According to Stern, the three-year exemption period represents a lifetime in Israeli political cycles. As such, it is probable that a new coalition will be in place by the time the exemptions are set to end. In such a scenario, a new governing coalition may well seek to legislate a different law.
“The likelihood that there will be haredi parties in the next coalition is quite high,” Stern said.
Furthermore, the annual goals for the numbers of haredim to serve are to be determined in the future by the government. This leaves the fate of the law in the hands of whichever parties are in a future coalition. If religious parties are part of that future government, the numbers could be lowered. If secular parties dominate a future coalition, then the numbers mandated could be much higher.
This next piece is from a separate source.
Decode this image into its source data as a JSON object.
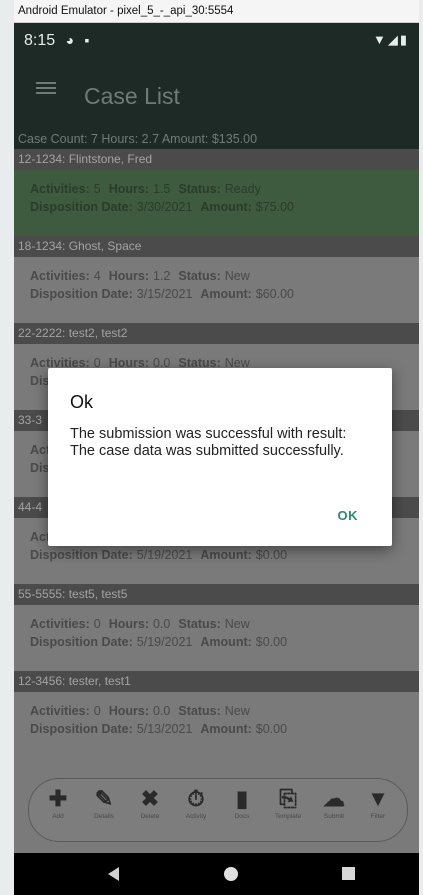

Stern also noted that any plan to place to large numbers in prison could produce a significant burden on Israel’s prison system.
“You cannot just put a large sector of society in jail simply because they wish instead to study Torah. You cannot put sanctions against so many people. This will create a tremendous rift in society,” Stern said.
“The new law is probably unconstitutional, and it will create significant political damage,” he said.